Monday, December 12, 2005

Sidoarjo

Tanggulangin
Dari dulu aku hanya denger cerita tentang Tanggulangin. Akhirnya... sekarang kesampaian juga ke sana. Menurut bu Nia, yang hari ini jadi ”guide” ke Tanggulangin, toko yang koleksinya lumayan ”miyayeni” adalah Mitra atau Purnama. Tapi hari ini kita gak ke sana, kita ke INTAKO, Industri Tas dan Koper, yang harganya lebih murah. Di INTAKO bukannya gak ada yang miyayeni. Ada juga... tapi musti sedikit berusaha mencari. Waktu bu Nia bilang ”miyayeni”, serta merta Irva bertanya: apaan tuh artinya?
Hehehe... akhirnya aku, bu Nia, dan pak Anton (supir mobil sewaan kita) berusaha menjelaskan dengan bahasa Indonesia. Intinya: miyayeni = berkelas, gak kampungan.

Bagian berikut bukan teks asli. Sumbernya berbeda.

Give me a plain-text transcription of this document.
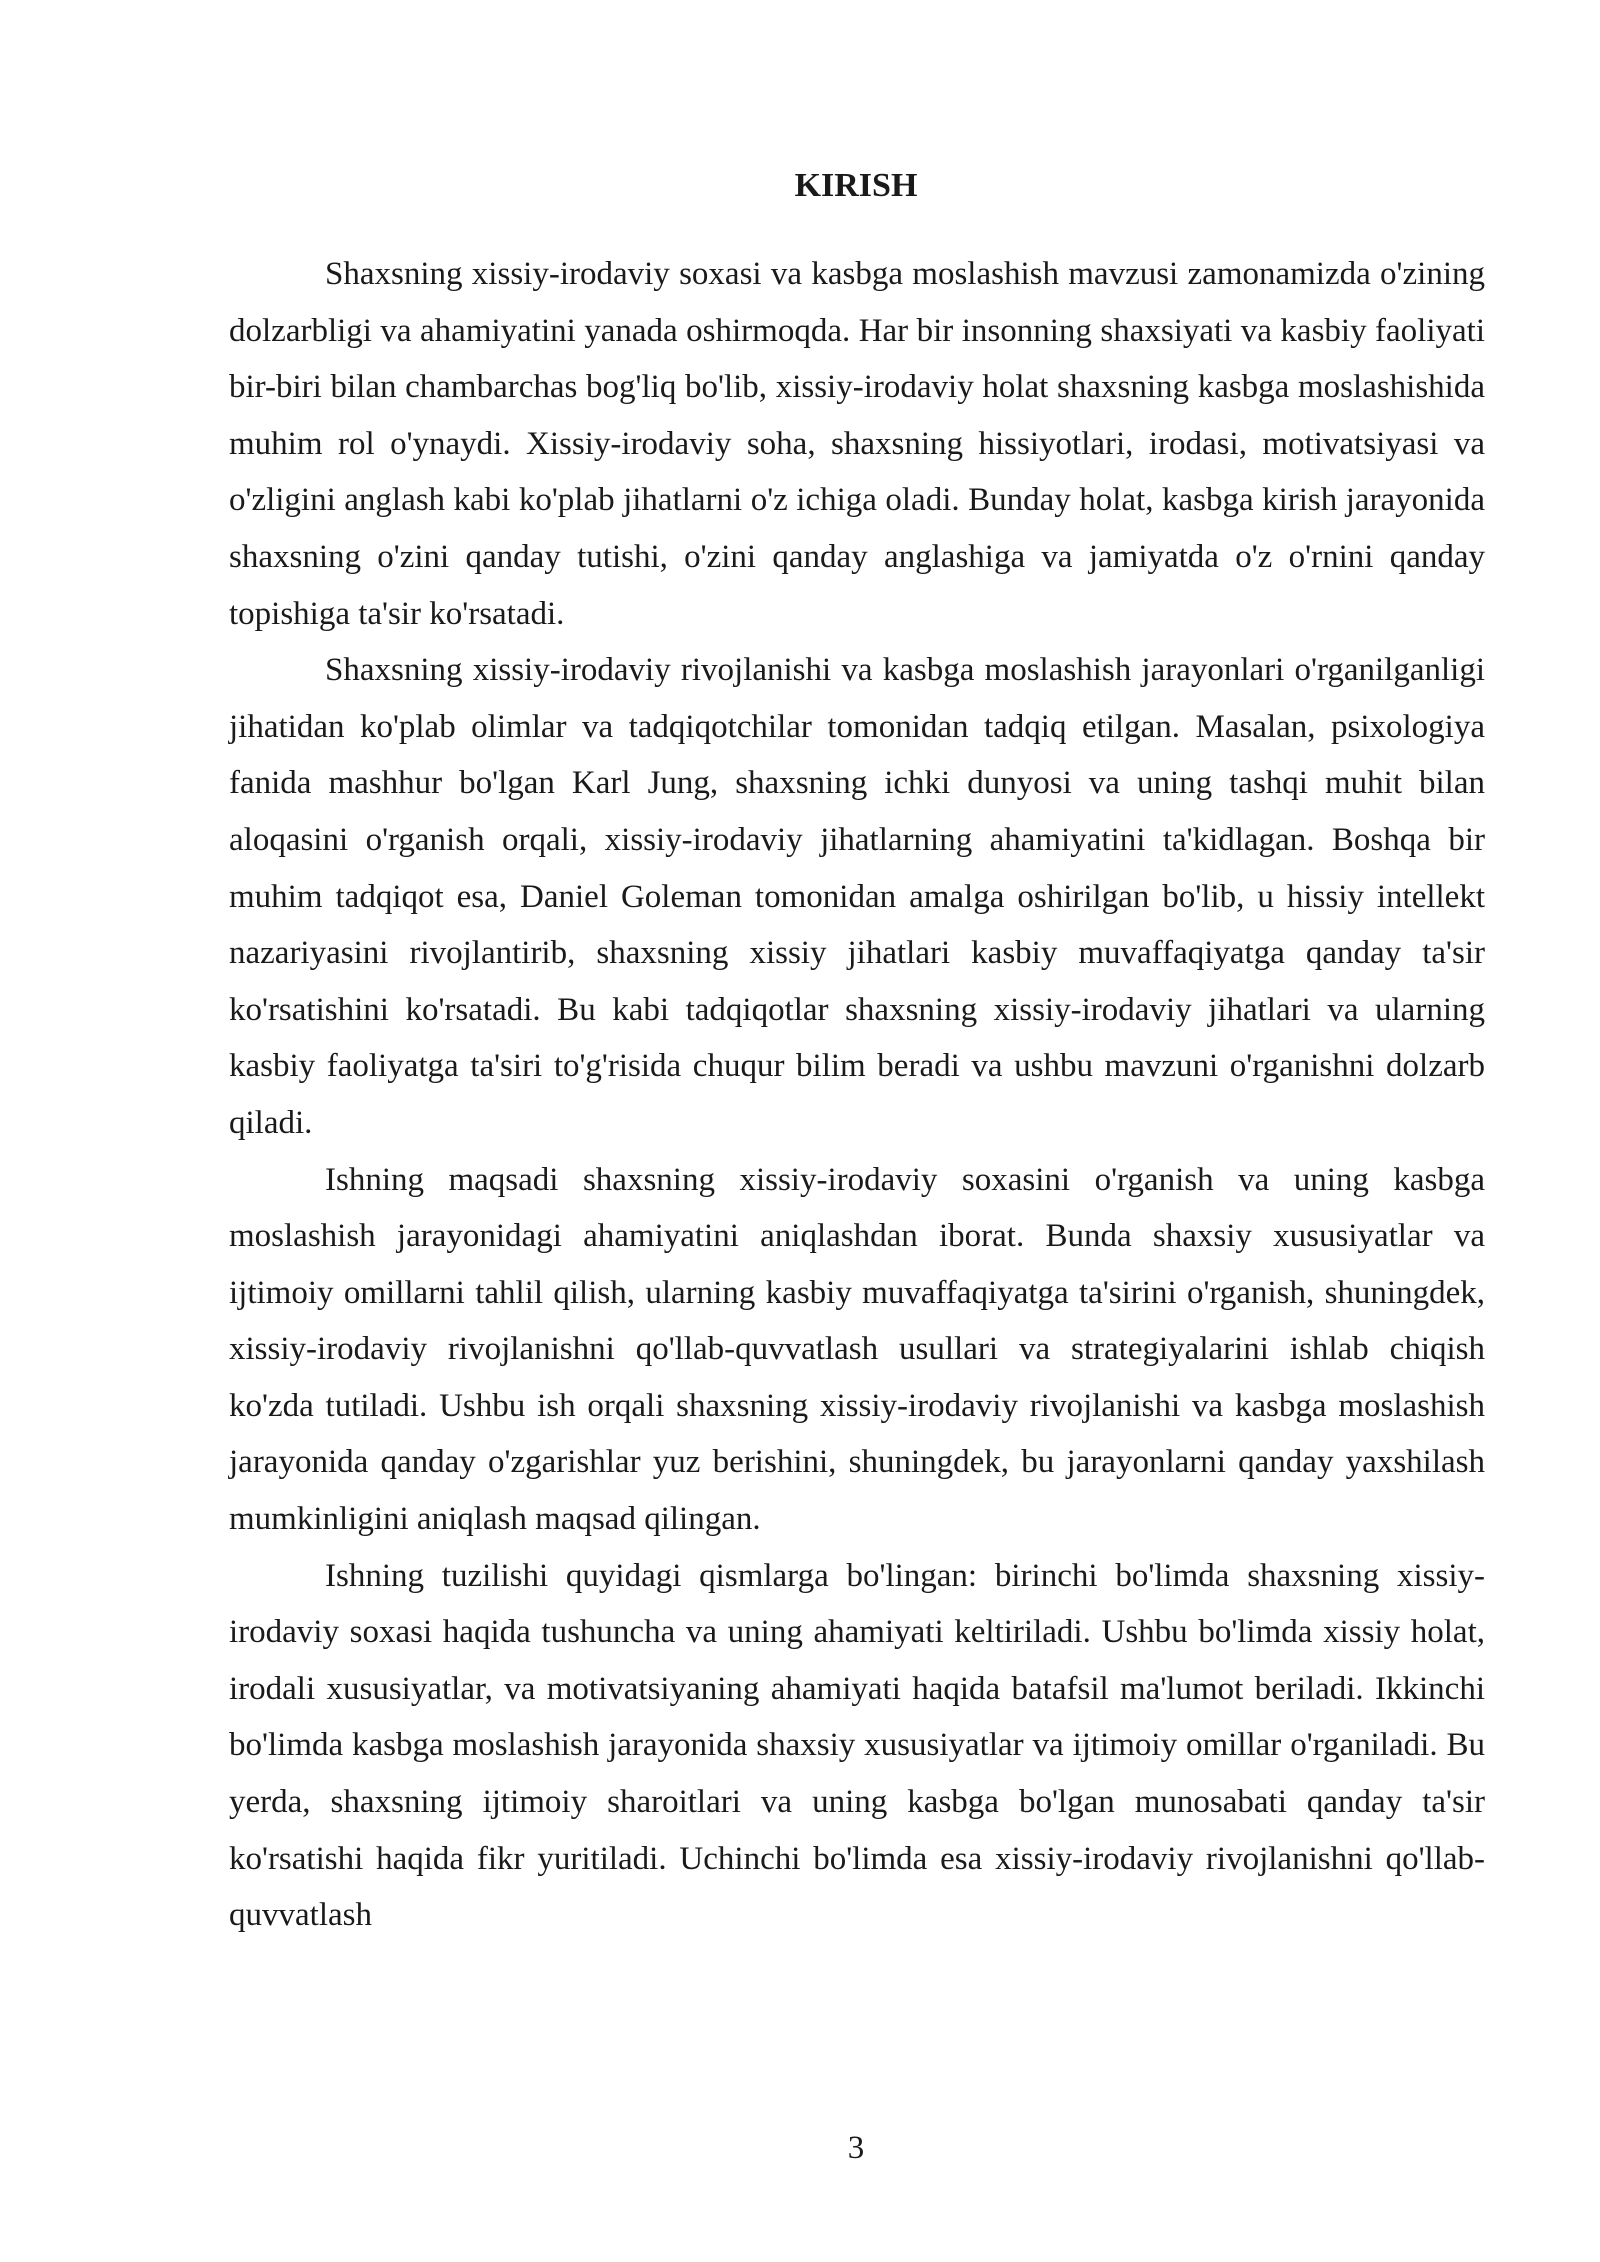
KIRISH

Shaxsning xissiy-irodaviy soxasi va kasbga moslashish mavzusi zamonamizda o'zining dolzarbligi va ahamiyatini yanada oshirmoqda. Har bir insonning shaxsiyati va kasbiy faoliyati bir-biri bilan chambarchas bog'liq bo'lib, xissiy-irodaviy holat shaxsning kasbga moslashishida muhim rol o'ynaydi. Xissiy-irodaviy soha, shaxsning hissiyotlari, irodasi, motivatsiyasi va o'zligini anglash kabi ko'plab jihatlarni o'z ichiga oladi. Bunday holat, kasbga kirish jarayonida shaxsning o'zini qanday tutishi, o'zini qanday anglashiga va jamiyatda o'z o'rnini qanday topishiga ta'sir ko'rsatadi.

Shaxsning xissiy-irodaviy rivojlanishi va kasbga moslashish jarayonlari o'rganilganligi jihatidan ko'plab olimlar va tadqiqotchilar tomonidan tadqiq etilgan. Masalan, psixologiya fanida mashhur bo'lgan Karl Jung, shaxsning ichki dunyosi va uning tashqi muhit bilan aloqasini o'rganish orqali, xissiy-irodaviy jihatlarning ahamiyatini ta'kidlagan. Boshqa bir muhim tadqiqot esa, Daniel Goleman tomonidan amalga oshirilgan bo'lib, u hissiy intellekt nazariyasini rivojlantirib, shaxsning xissiy jihatlari kasbiy muvaffaqiyatga qanday ta'sir ko'rsatishini ko'rsatadi. Bu kabi tadqiqotlar shaxsning xissiy-irodaviy jihatlari va ularning kasbiy faoliyatga ta'siri to'g'risida chuqur bilim beradi va ushbu mavzuni o'rganishni dolzarb qiladi.

Ishning maqsadi shaxsning xissiy-irodaviy soxasini o'rganish va uning kasbga moslashish jarayonidagi ahamiyatini aniqlashdan iborat. Bunda shaxsiy xususiyatlar va ijtimoiy omillarni tahlil qilish, ularning kasbiy muvaffaqiyatga ta'sirini o'rganish, shuningdek, xissiy-irodaviy rivojlanishni qo'llab-quvvatlash usullari va strategiyalarini ishlab chiqish ko'zda tutiladi. Ushbu ish orqali shaxsning xissiy-irodaviy rivojlanishi va kasbga moslashish jarayonida qanday o'zgarishlar yuz berishini, shuningdek, bu jarayonlarni qanday yaxshilash mumkinligini aniqlash maqsad qilingan.

Ishning tuzilishi quyidagi qismlarga bo'lingan: birinchi bo'limda shaxsning xissiy-irodaviy soxasi haqida tushuncha va uning ahamiyati keltiriladi. Ushbu bo'limda xissiy holat, irodali xususiyatlar, va motivatsiyaning ahamiyati haqida batafsil ma'lumot beriladi. Ikkinchi bo'limda kasbga moslashish jarayonida shaxsiy xususiyatlar va ijtimoiy omillar o'rganiladi. Bu yerda, shaxsning ijtimoiy sharoitlari va uning kasbga bo'lgan munosabati qanday ta'sir ko'rsatishi haqida fikr yuritiladi. Uchinchi bo'limda esa xissiy-irodaviy rivojlanishni qo'llab-quvvatlash

3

Ternyata INTAKO itu tempatnya mblusuk-mblusuk banget... di kampung gitu deh. Parkir aja susye... hmm... gimana kalo hari wiken ya? Pasti penuh banget deh. Di INTAKO, ternyata kita berhasil menemukan yang miyayeni kok. Masalah berikutnya.... gimana bawa pulangnya.... setelah geser sana-geser sini, ternyata muat juga masuk ransel bersama dengan Snoopy dan kamdig...

Toko Tanjung
Toko Tanjung adalah tempat beli oleh-oleh makanan khas Sidoarjo, kerupuk udang, bandeng asap, dsb. Konon kabarnya Bandeng Asep-nya paling toph... tapi sayang... bawaanku sudah banyak, kalo ditambah lagi bandeng asep, artinya nambah tentengan (gak mungkin masuk bagasi kan...).

Airport Juanda
Setidaknya airport ini lebih baik daripada Airport Polonia yang kayak pasar itu. Tapi... yang gak oke adalah pelayanan si Lion. Semua penerbangan Lion terlambat sejam, trus antrean check-in-nya itu loh... wuaahh... gak teratur banget. Udah pelayanannya lambat, banyak yang nyerobot pula. Akhirnya meja check-in penerbangan itu jadi ular naga panjangnya bukan kepalang....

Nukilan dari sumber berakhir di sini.